Denizi kirletmenin olası etkileri oldukça ciddidir ve hem ekosistemler hem de insanlar üzerinde uzun vadeli olumsuz sonuçlara yol açabilir. İşte başlıca etkiler:
Ekosistem dengesinin bozulması: Besin zincirindeki bir türün zarar görmesi, zincirin tamamını etkiler. Bu da biyolojik çeşitliliği azaltır.
İnsan sağlığına zarar: Kirlenmiş denizlerden elde edilen deniz ürünlerini tüketmek, ağır metal veya toksik madde birikimine yol açabilir. Bu durum, bağışıklık sistemini zayıflatabilir, hastalıklara neden olabilir.

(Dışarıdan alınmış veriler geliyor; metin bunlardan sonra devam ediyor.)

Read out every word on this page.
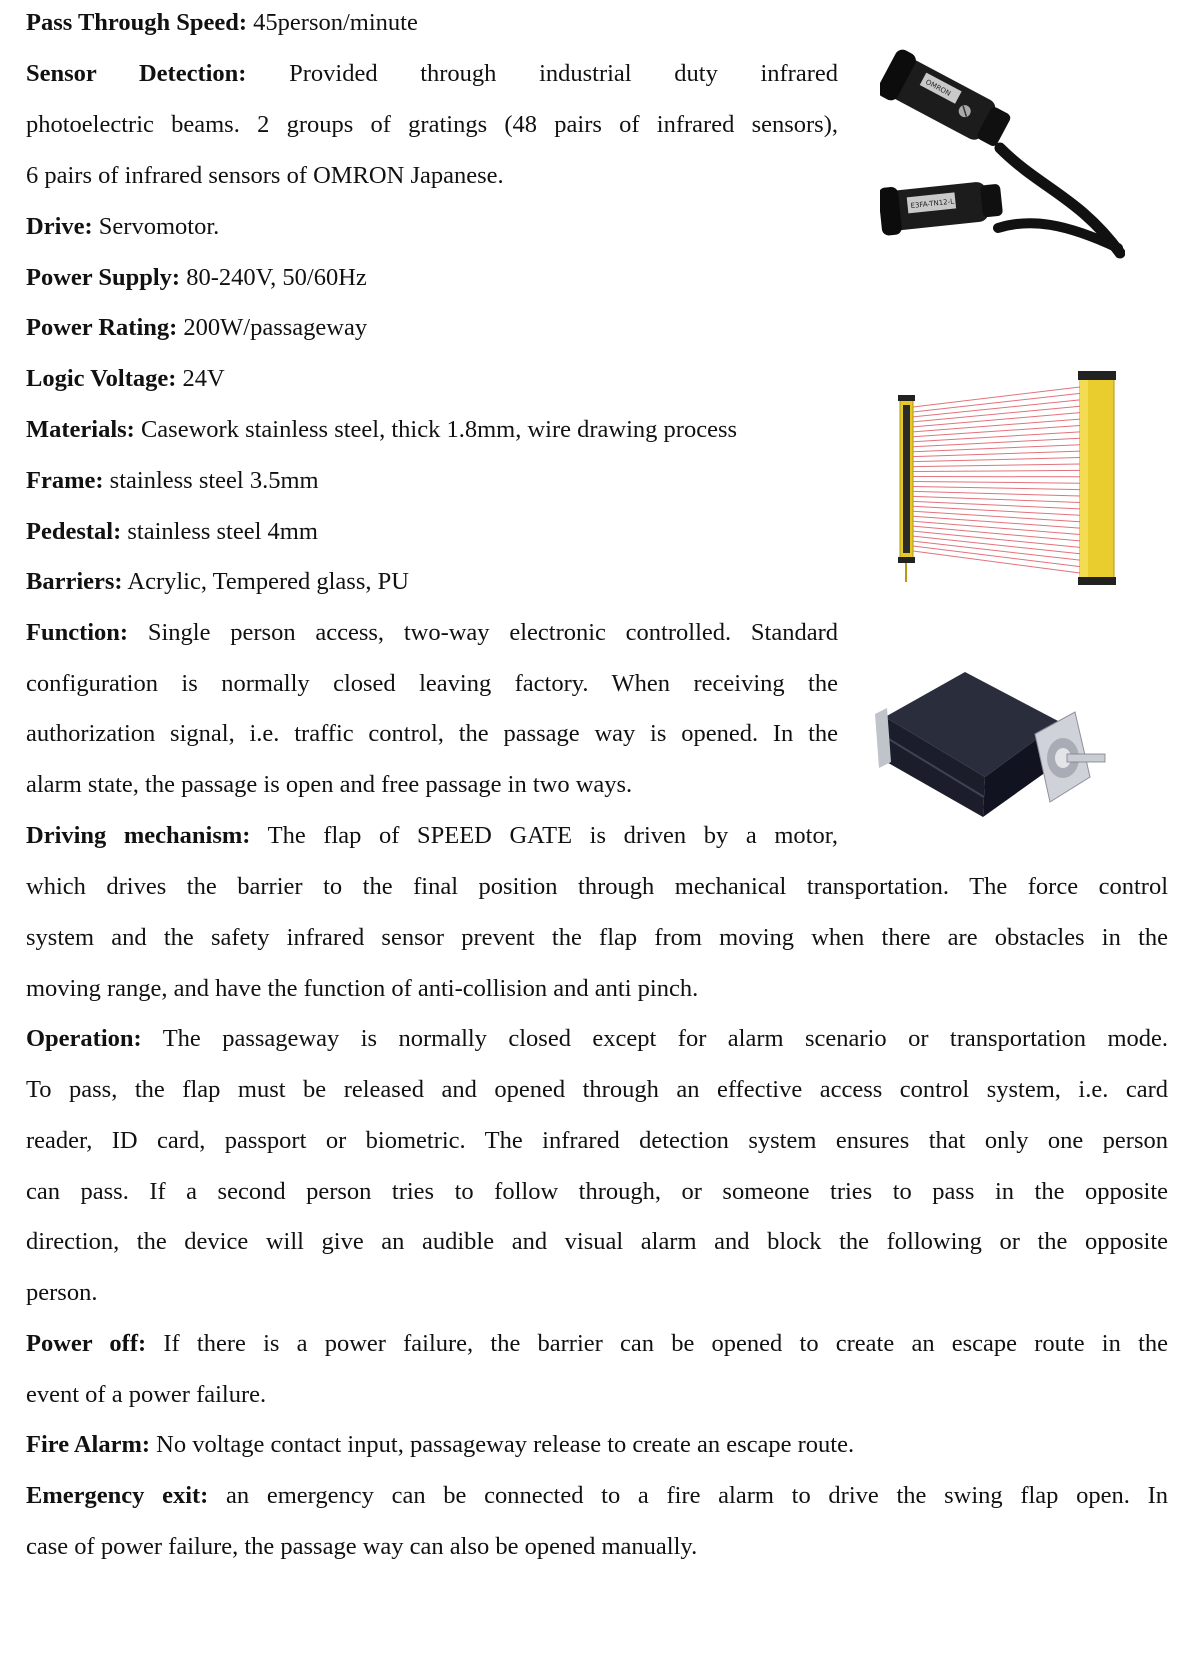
Pass Through Speed: 45person/minute
Sensor Detection: Provided through industrial duty infrared
photoelectric beams. 2 groups of gratings (48 pairs of infrared sensors),
6 pairs of infrared sensors of OMRON Japanese.
Drive: Servomotor.
Power Supply: 80-240V, 50/60Hz
Power Rating: 200W/passageway
Logic Voltage: 24V
Materials: Casework stainless steel, thick 1.8mm, wire drawing process
Frame: stainless steel 3.5mm
Pedestal: stainless steel 4mm
Barriers: Acrylic, Tempered glass, PU
Function: Single person access, two-way electronic controlled. Standard
configuration is normally closed leaving factory. When receiving the
authorization signal, i.e. traffic control, the passage way is opened. In the
alarm state, the passage is open and free passage in two ways.
Driving mechanism: The flap of SPEED GATE is driven by a motor,
which drives the barrier to the final position through mechanical transportation. The force control
system and the safety infrared sensor prevent the flap from moving when there are obstacles in the
moving range, and have the function of anti-collision and anti pinch.
Operation: The passageway is normally closed except for alarm scenario or transportation mode.
To pass, the flap must be released and opened through an effective access control system, i.e. card
reader, ID card, passport or biometric. The infrared detection system ensures that only one person
can pass. If a second person tries to follow through, or someone tries to pass in the opposite
direction, the device will give an audible and visual alarm and block the following or the opposite
person.
Power off: If there is a power failure, the barrier can be opened to create an escape route in the
event of a power failure.
Fire Alarm: No voltage contact input, passageway release to create an escape route.
Emergency exit: an emergency can be connected to a fire alarm to drive the swing flap open. In
case of power failure, the passage way can also be opened manually.
OMRON
E3FA-TN12-L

Ekonomik kayıplar: Balıkçılık, turizm ve deniz taşımacılığı gibi sektörler deniz kirliliğinden büyük zarar görür. Kirli denizler, turistlerin gelmesini engelleyebilir.

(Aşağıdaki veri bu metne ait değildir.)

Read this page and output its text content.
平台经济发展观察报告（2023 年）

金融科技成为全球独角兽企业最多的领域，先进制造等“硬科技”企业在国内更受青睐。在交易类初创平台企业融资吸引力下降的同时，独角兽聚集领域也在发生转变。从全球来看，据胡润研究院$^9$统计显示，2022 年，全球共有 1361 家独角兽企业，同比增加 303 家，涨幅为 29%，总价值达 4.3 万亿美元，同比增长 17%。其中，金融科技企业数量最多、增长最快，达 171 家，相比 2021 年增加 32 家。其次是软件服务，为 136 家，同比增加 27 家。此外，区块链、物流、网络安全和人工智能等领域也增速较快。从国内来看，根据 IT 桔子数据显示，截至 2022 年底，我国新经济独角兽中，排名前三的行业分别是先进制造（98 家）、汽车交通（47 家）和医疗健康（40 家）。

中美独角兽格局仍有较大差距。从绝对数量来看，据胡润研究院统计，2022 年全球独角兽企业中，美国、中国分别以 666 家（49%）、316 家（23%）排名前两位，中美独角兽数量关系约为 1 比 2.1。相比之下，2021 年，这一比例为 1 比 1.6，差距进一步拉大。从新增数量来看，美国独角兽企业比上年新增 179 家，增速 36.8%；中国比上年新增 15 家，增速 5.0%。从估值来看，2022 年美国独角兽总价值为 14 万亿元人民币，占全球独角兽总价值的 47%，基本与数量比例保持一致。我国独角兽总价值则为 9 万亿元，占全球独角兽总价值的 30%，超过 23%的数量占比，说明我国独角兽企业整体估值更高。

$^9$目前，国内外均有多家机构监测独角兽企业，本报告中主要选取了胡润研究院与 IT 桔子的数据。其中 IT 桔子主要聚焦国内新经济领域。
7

Oksijen seviyesinin düşmesi (Ölü bölgeler):Aşırı besin yüklemesi (özellikle tarımda kullanılan gübreler) alg patlamalarına yol açar. Bu da sudaki oksijeni tüketerek deniz canlıları için yaşanmaz alanlar oluşturur.
İklim değişikliğine katkı: Mercan resifleri gibi karbon tutucu habitatların zarar görmesi, iklim değişikliğini hızlanması gibi birçok sonuç doğuracaktır.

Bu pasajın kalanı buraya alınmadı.